In early May 1885, Wesley Hicks and Jerry Taylor were accused of burning down the house and barn of James Wheeler in Simpson County, Kentucky. One newspaper described an old grudge between Hicks and Wheeler.  Two weeks after the burning of the dwelling and barn, the citizens apprehended Jerry Taylor and put a noose around his neck, forcing him to confess under the threat of hanging. The mob dragged both men to jail. A rumor circulated that Taylor intended to deny everything in court.  The mob broke into the jail and kidnapped Hicks and Taylor a second time.  The two men were told to confess to the crime or they would be shot on the spot. Hicks protested his innocence at first, but eventually admitted to the crime. Taylor did not argue his innocence.
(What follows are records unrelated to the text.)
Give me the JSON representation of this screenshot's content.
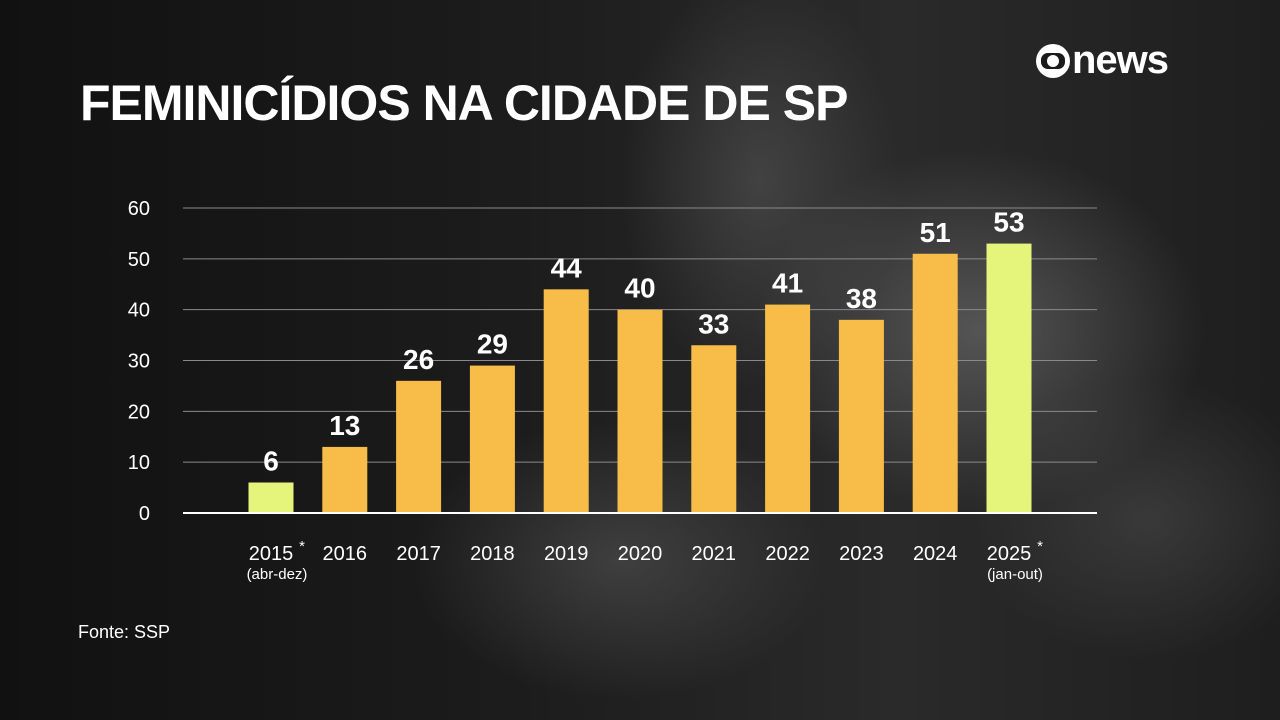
{
  "header": {
    "title": "FEMINICÍDIOS NA CIDADE DE SP",
    "logo": "news"
  },
  "footer": {
    "source": "Fonte: SSP"
  },
  "colors": {
    "regular": "#F8BD49",
    "partial_year": "#E5F47A",
    "grid": "#8a8a8a",
    "axis": "#ffffff"
  },
  "chart_data": {
    "type": "bar",
    "title": "FEMINICÍDIOS NA CIDADE DE SP",
    "categories": [
      "2015",
      "2016",
      "2017",
      "2018",
      "2019",
      "2020",
      "2021",
      "2022",
      "2023",
      "2024",
      "2025"
    ],
    "category_notes": [
      "(abr-dez)",
      "",
      "",
      "",
      "",
      "",
      "",
      "",
      "",
      "",
      "(jan-out)"
    ],
    "asterisk": [
      true,
      false,
      false,
      false,
      false,
      false,
      false,
      false,
      false,
      false,
      true
    ],
    "values": [
      6,
      13,
      26,
      29,
      44,
      40,
      33,
      41,
      38,
      51,
      53
    ],
    "yticks": [
      0,
      10,
      20,
      30,
      40,
      50,
      60
    ],
    "ylim": [
      0,
      60
    ],
    "grid": true,
    "xlabel": "",
    "ylabel": ""
  }
}
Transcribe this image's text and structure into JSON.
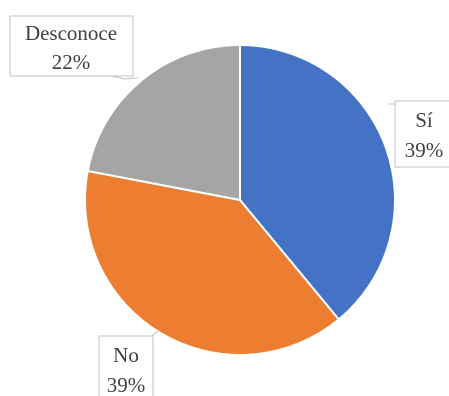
{
  "chart_data": {
    "type": "pie",
    "title": "",
    "categories": [
      "Sí",
      "No",
      "Desconoce"
    ],
    "values": [
      39,
      39,
      22
    ],
    "labels": [
      "39%",
      "39%",
      "22%"
    ],
    "colors": [
      "#4472c4",
      "#ed7d31",
      "#a5a5a5"
    ],
    "start_angle_deg": 0,
    "direction": "clockwise",
    "legend": "none",
    "data_labels": "callouts"
  }
}
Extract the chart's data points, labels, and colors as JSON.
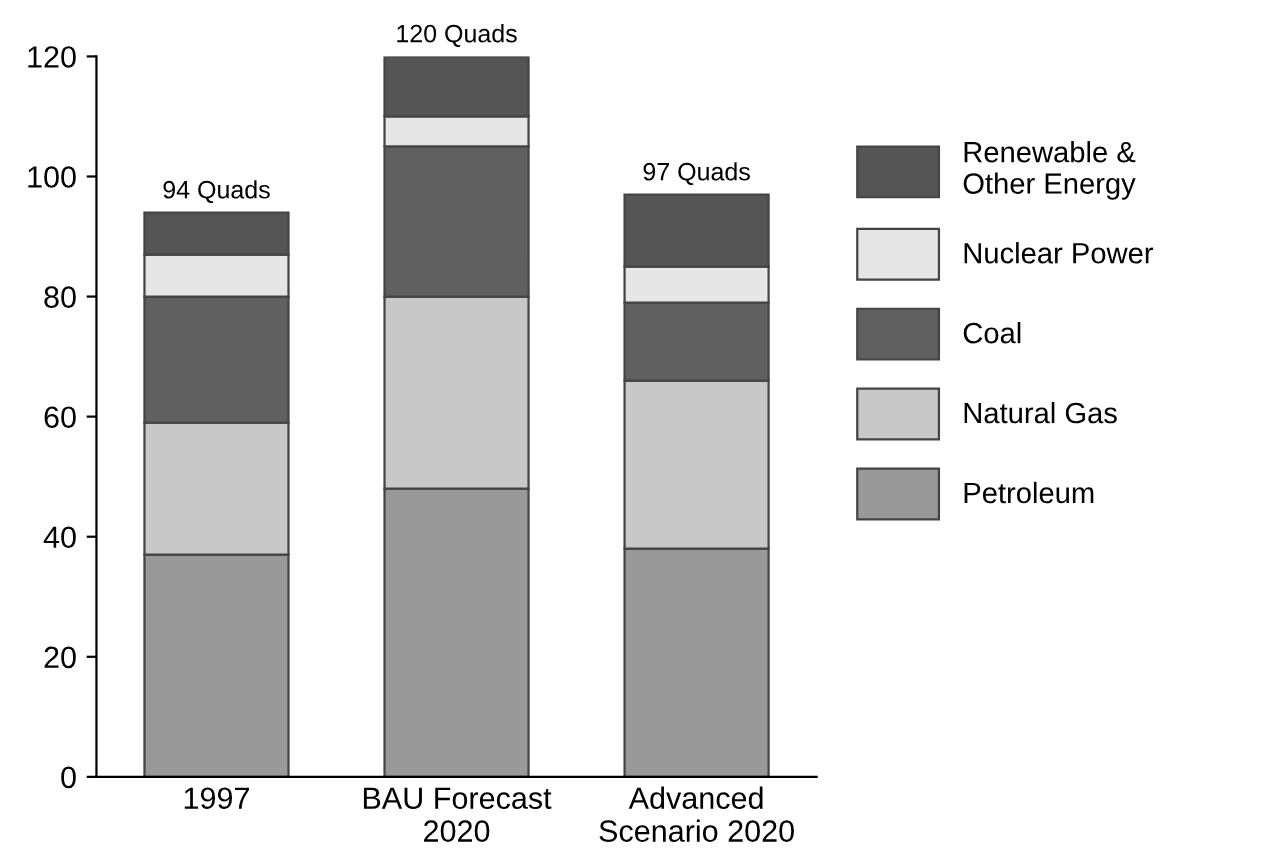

Hicks and Taylor were also victim to criminally biased language used in newspapers at the time. The two men were called “firebugs” and “incendiaries” in two newspapers. The Louisville Courier-Journal printed a small article describing that law enforcement anticipated the lynch mob. Furthermore, the Hopskinsville Semi-Weekly Kentuckian condoned the homicide of both men, editorializing that “Simpson County needed a first class hanging for some time,” and that townspeople was reportedly very happy that the two men were hanged for their crimes, but wished the punishment was carried out by the due process of the law. Both men were hung from a tree near the Kentucky-Tennessee line, with “hundreds” of people showing up to see their bodies.